The other unique thing about this study is that it accrued over 1000 patients in 2 years [despite being] a global trial [conducted] during a pandemic. [This] is amazing because people have to come for treatment every day [when receiving] combined chemoradiation. It's a work-intensive treatment for people, and yet, we were still successful in accruing [patients onto] this study.
The treatment regimen consisted of standard concurrent chemoradiation therapy with weekly cisplatin and external beam radiotherapy, followed by brachytherapy. We added pembrolizumab to that [in the experimental arm], both concurrently and in the maintenance [setting]. Patients were randomly assigned to receive either the pembrolizumab with concurrent chemoradiation or placebo, followed by pembrolizumab or placebo maintenance.
Because this study met its PFS end point at the first interim analysis, there was no formal statistical analysis of PFS for the second interim analysis. However, we did present the descriptive PFS data, which did confirm the [previously reported] results with a similar HR. The Kaplan-Meier curves [for PFS showed] a sustained separation, which is interesting.
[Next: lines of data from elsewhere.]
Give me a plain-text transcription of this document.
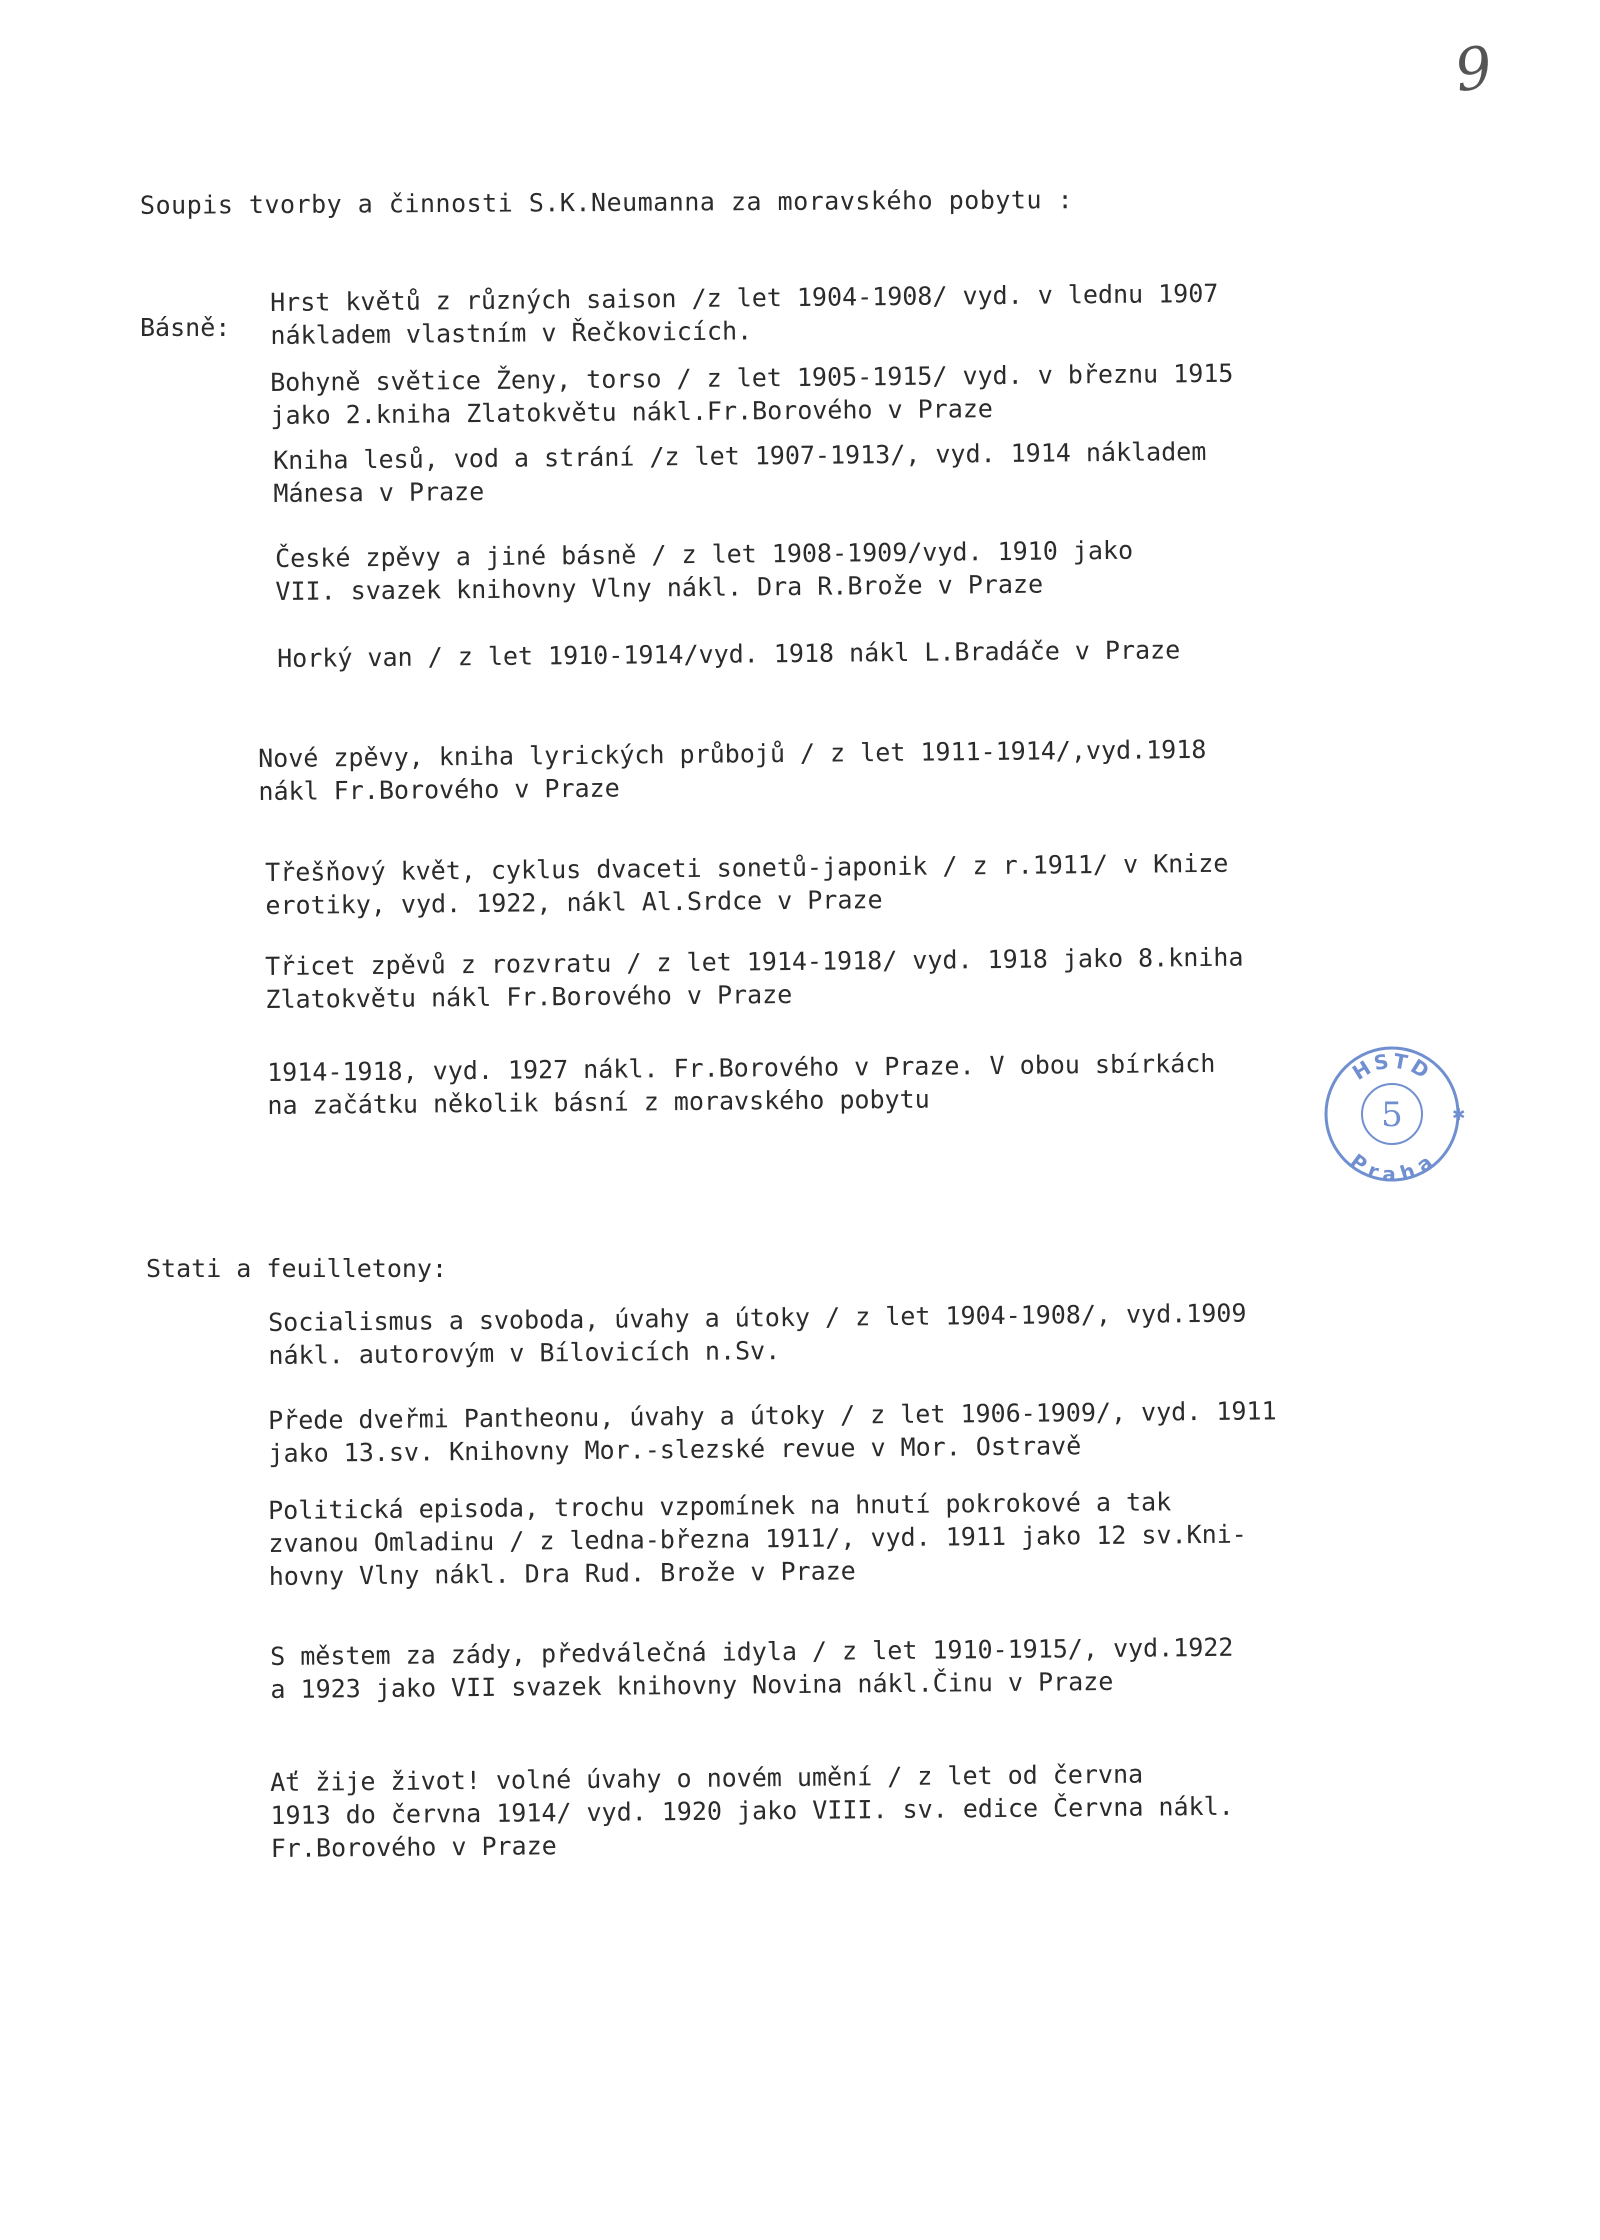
9
Soupis tvorby a činnosti S.K.Neumanna za moravského pobytu :
Básně:

Hrst květů z různých saison /z let 1904-1908/ vyd. v lednu 1907

nákladem vlastním v Řečkovicích.

Bohyně světice Ženy, torso / z let 1905-1915/ vyd. v březnu 1915

jako 2.kniha Zlatokvětu nákl.Fr.Borového v Praze

Kniha lesů, vod a strání /z let 1907-1913/, vyd. 1914 nákladem

Mánesa v Praze

České zpěvy a jiné básně / z let 1908-1909/vyd. 1910 jako

VII. svazek knihovny Vlny nákl. Dra R.Brože v Praze

Horký van / z let 1910-1914/vyd. 1918 nákl L.Bradáče v Praze

Nové zpěvy, kniha lyrických průbojů / z let 1911-1914/,vyd.1918

nákl Fr.Borového v Praze

Třešňový květ, cyklus dvaceti sonetů-japonik / z r.1911/ v Knize

erotiky, vyd. 1922, nákl Al.Srdce v Praze

Třicet zpěvů z rozvratu / z let 1914-1918/ vyd. 1918 jako 8.kniha

Zlatokvětu nákl Fr.Borového v Praze

1914-1918, vyd. 1927 nákl. Fr.Borového v Praze. V obou sbírkách

na začátku několik básní z moravského pobytu

Stati a feuilletony:

Socialismus a svoboda, úvahy a útoky / z let 1904-1908/, vyd.1909

nákl. autorovým v Bílovicích n.Sv.

Přede dveřmi Pantheonu, úvahy a útoky / z let 1906-1909/, vyd. 1911

jako 13.sv. Knihovny Mor.-slezské revue v Mor. Ostravě

Politická episoda, trochu vzpomínek na hnutí pokrokové a tak

zvanou Omladinu / z ledna-března 1911/, vyd. 1911 jako 12 sv.Kni-

hovny Vlny nákl. Dra Rud. Brože v Praze

S městem za zády, předválečná idyla / z let 1910-1915/, vyd.1922

a 1923 jako VII svazek knihovny Novina nákl.Činu v Praze

Ať žije život! volné úvahy o novém umění / z let od června

1913 do června 1914/ vyd. 1920 jako VIII. sv. edice Června nákl.

Fr.Borového v Praze

HSTD
5
Praha
✱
That started occurring right around the 3-month time point, which is when the first radiologic assessment was performed following the completion of concurrent chemoradiation.
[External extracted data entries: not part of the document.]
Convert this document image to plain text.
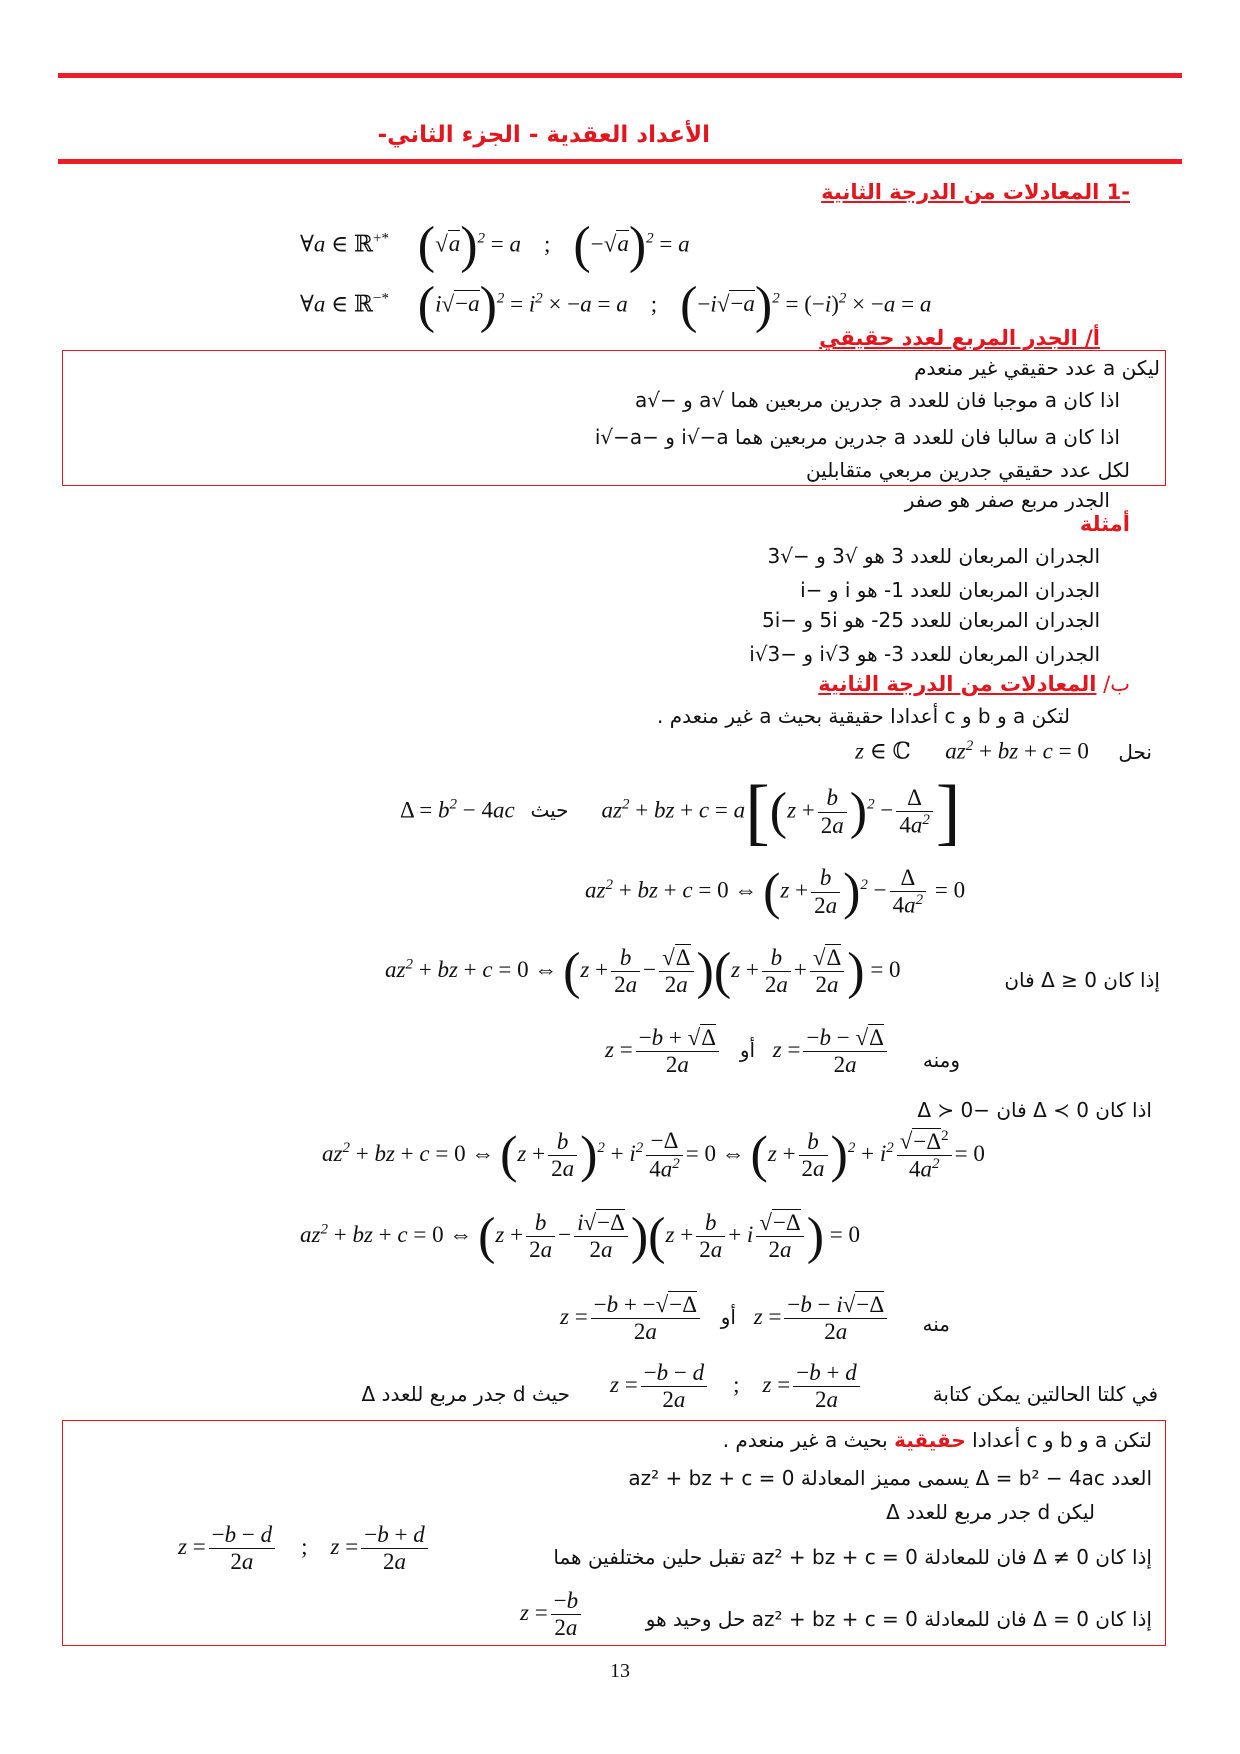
الأعداد العقدية - الجزء الثاني-
-1 المعادلات من الدرجة الثانية
∀a ∈ ℝ+* $(√a)^2 = a$    ; $(-√a)^2 = a$
∀a ∈ ℝ−* $(i√-a)^2 = i^2 \times -a = a$    ; $(-i√-a)^2 = (-i)^2 \times -a = a$
أ/ الجدر المربع لعدد حقيقي
ليكن a عدد حقيقي غير منعدم
اذا كان a موجبا فان للعدد a جدرين مربعين هما √a و −√a
اذا كان a سالبا فان للعدد a جدرين مربعين هما i√−a و −i√−a
لكل عدد حقيقي جدرين مربعي متقابلين
الجدر مربع صفر هو صفر
أمثلة
الجدران المربعان للعدد 3 هو √3 و −√3
الجدران المربعان للعدد 1- هو i و −i
الجدران المربعان للعدد 25- هو 5i و −5i
الجدران المربعان للعدد 3- هو i√3 و −i√3
ب/ المعادلات من الدرجة الثانية
لتكن a و b و c أعدادا حقيقية بحيث a غير منعدم .
نحل
z ∈ ℂ      $az^2$ + bz + c = 0
$\Delta = b^2 - 4ac$ حيث    $az^2$ + bz + $c = a[(z + \frac{b}{2a} )^2 - \frac{\Delta}{4a^2}$ ]
$az^2$ + bz + c = 0 ⇔ $(z + \frac{b}{2a} )^2 - \frac{\Delta}{4a^2} = 0$
إذا كان Δ ≥ 0 فان
$az^2$ + bz + c = 0 ⇔ $(z + \frac{b}{2a} - \frac{√\Delta}{2a} )(z + \frac{b}{2a} + \frac{√\Delta}{2a}$ ) = 0
ومنه
$z = \frac{-b + √\Delta}{2a}$ أو $z = \frac{-b - √\Delta}{2a}$
اذا كان Δ ≺ 0 فان −Δ ≻ 0
$az^2$ + bz + c = 0 ⇔ $(z + \frac{b}{2a} )^2 + i^2 \frac{-\Delta}{4a^2} = 0$ ⇔ $(z + \frac{b}{2a} )^2 + i^2 \frac{√-\Delta^2}{4a^2} = 0$
$az^2$ + bz + c = 0 ⇔ $(z + \frac{b}{2a} - \frac{i√-\Delta}{2a} )(z + \frac{b}{2a} + i \frac{√-\Delta}{2a}$ ) = 0
منه
$z = \frac{-b + -√-\Delta}{2a}$ أو $z = \frac{-b - i√-\Delta}{2a}$
في كلتا الحالتين يمكن كتابة
$z = \frac{-b - d}{2a}$ ;    $z = \frac{-b + d}{2a}$
حيث d جدر مربع للعدد Δ
لتكن a و b و c أعدادا حقيقية بحيث a غير منعدم .
العدد Δ = b² − 4ac يسمى مميز المعادلة az² + bz + c = 0
ليكن d جدر مربع للعدد Δ
إذا كان Δ ≠ 0 فان للمعادلة az² + bz + c = 0 تقبل حلين مختلفين هما
$z = \frac{-b - d}{2a}$ ;    $z = \frac{-b + d}{2a}$
إذا كان Δ = 0 فان للمعادلة az² + bz + c = 0 حل وحيد هو
$z = \frac{-b}{2a}$
13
OS, which was the other primary end point of the study, met statistical significance for improvement in the experimental arms [HR, 0.67], suggesting a 33% reduction in the risk of death. Again, the Kaplan-Meier curves showed a sustained separation.
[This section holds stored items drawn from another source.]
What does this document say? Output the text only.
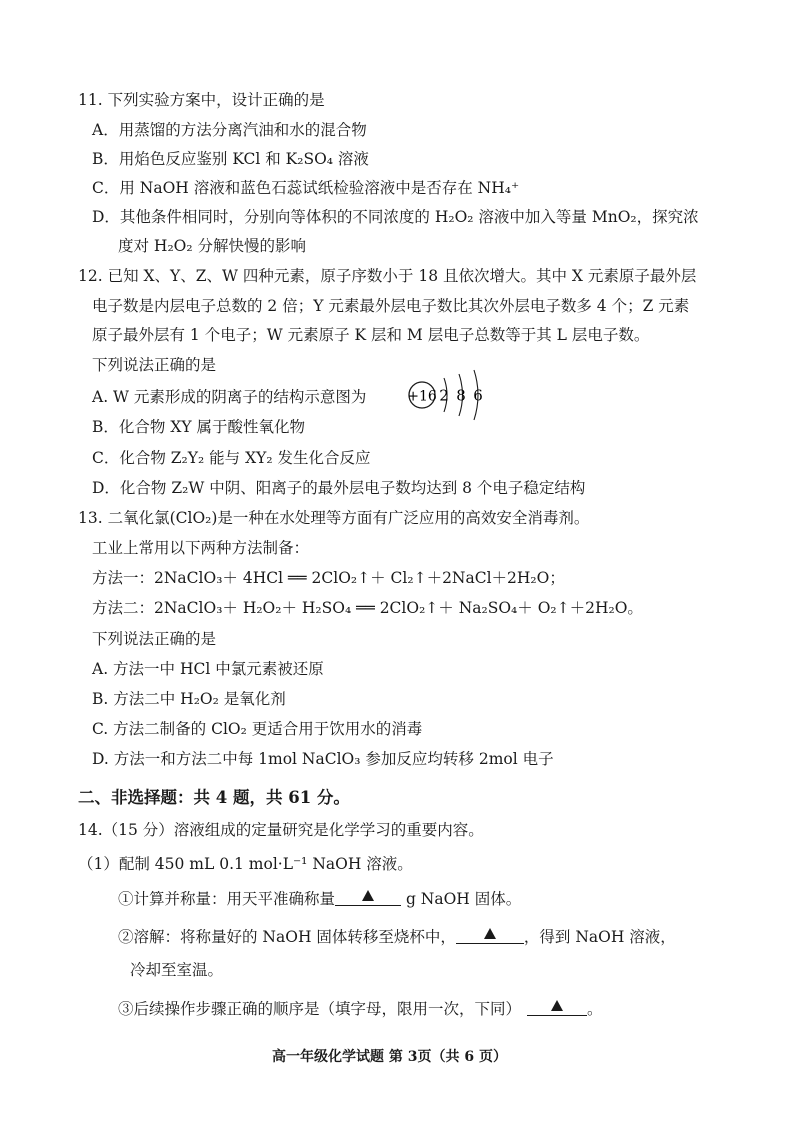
11. 下列实验方案中，设计正确的是
A．用蒸馏的方法分离汽油和水的混合物
B．用焰色反应鉴别 KCl 和 K₂SO₄ 溶液
C．用 NaOH 溶液和蓝色石蕊试纸检验溶液中是否存在 NH₄⁺
D．其他条件相同时，分别向等体积的不同浓度的 H₂O₂ 溶液中加入等量 MnO₂，探究浓
度对 H₂O₂ 分解快慢的影响
12. 已知 X、Y、Z、W 四种元素，原子序数小于 18 且依次增大。其中 X 元素原子最外层
电子数是内层电子总数的 2 倍；Y 元素最外层电子数比其次外层电子数多 4 个；Z 元素
原子最外层有 1 个电子；W 元素原子 K 层和 M 层电子总数等于其 L 层电子数。
下列说法正确的是
A. W 元素形成的阴离子的结构示意图为	+16 2 8 6
B．化合物 XY 属于酸性氧化物
C．化合物 Z₂Y₂ 能与 XY₂ 发生化合反应
D．化合物 Z₂W 中阴、阳离子的最外层电子数均达到 8 个电子稳定结构
13. 二氧化氯(ClO₂)是一种在水处理等方面有广泛应用的高效安全消毒剂。
工业上常用以下两种方法制备：
方法一：2NaClO₃＋ 4HCl ══ 2ClO₂↑＋ Cl₂↑＋2NaCl＋2H₂O；
方法二：2NaClO₃＋ H₂O₂＋ H₂SO₄ ══ 2ClO₂↑＋ Na₂SO₄＋ O₂↑＋2H₂O。
下列说法正确的是
A. 方法一中 HCl 中氯元素被还原
B. 方法二中 H₂O₂ 是氧化剂
C. 方法二制备的 ClO₂ 更适合用于饮用水的消毒
D. 方法一和方法二中每 1mol NaClO₃ 参加反应均转移 2mol 电子
二、非选择题：共 4 题，共 61 分。
14.（15 分）溶液组成的定量研究是化学学习的重要内容。
（1）配制 450 mL 0.1 mol·L⁻¹ NaOH 溶液。
①计算并称量：用天平准确称量	g NaOH 固体。
②溶解：将称量好的 NaOH 固体转移至烧杯中，	，得到 NaOH 溶液，
冷却至室温。
③后续操作步骤正确的顺序是（填字母，限用一次，下同）	。
高一年级化学试题 第 3页（共 6 页）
One of the more interesting parts of this second analysis was PFS2. In the experimental arm, the PFS2 rate was [15.3%] compared with [24.3%] in the placebo arm. That was also statistically significant [HR, 0.60]. The median PFS2 was NR in either arm.
Forest plots suggested that all the protocol-specified subgroups benefited from the experimental arm with respect to PFS. However, when you look at the confidence intervals [according to disease] stage, it appears that in that the confidence interval crosses 1 in the [stage] IB2 to IIB group. Now, when you look at [data from the] first interim analysis and compare them with the second interim analysis, with respect to PFS, the HR is slightly lower in the second interim analysis. This is hypothesis-generating only; the [study wasn’t powered for another formal PFS analysis], therefore we can't draw any conclusions from [these data].
There were no new safety signals seen in the second interim analysis. In particular, we were worried about differentiating between colitis [seen with] the addition of pembrolizumab to pelvic radiation, [along with] the diarrhea that these patients get anyway from treatment. Fortunately, we didn't see an increased rate of diarrhea or colitis in the experimental arm. This seems to be a very well-tolerated therapy.
The results of this study suggest that, for this patient population, pembrolizumab in combination with concurrent chemoradiation should be the SOC. However, there are parts of the world where this kind of treatment is not available; therefore, we have to continue to do more work and do better for patients with locally advanced cervical cancer.
We're waiting for data from the final analysis, [which we will] hopefully have soon. There is still a lot more to do in this arena. One of the things we can do is work more on preventing cervical cancer in the first place. In the meantime, there's a lot of opportunity to do better for this population of patients, and there's a lot more work coming [down the pike].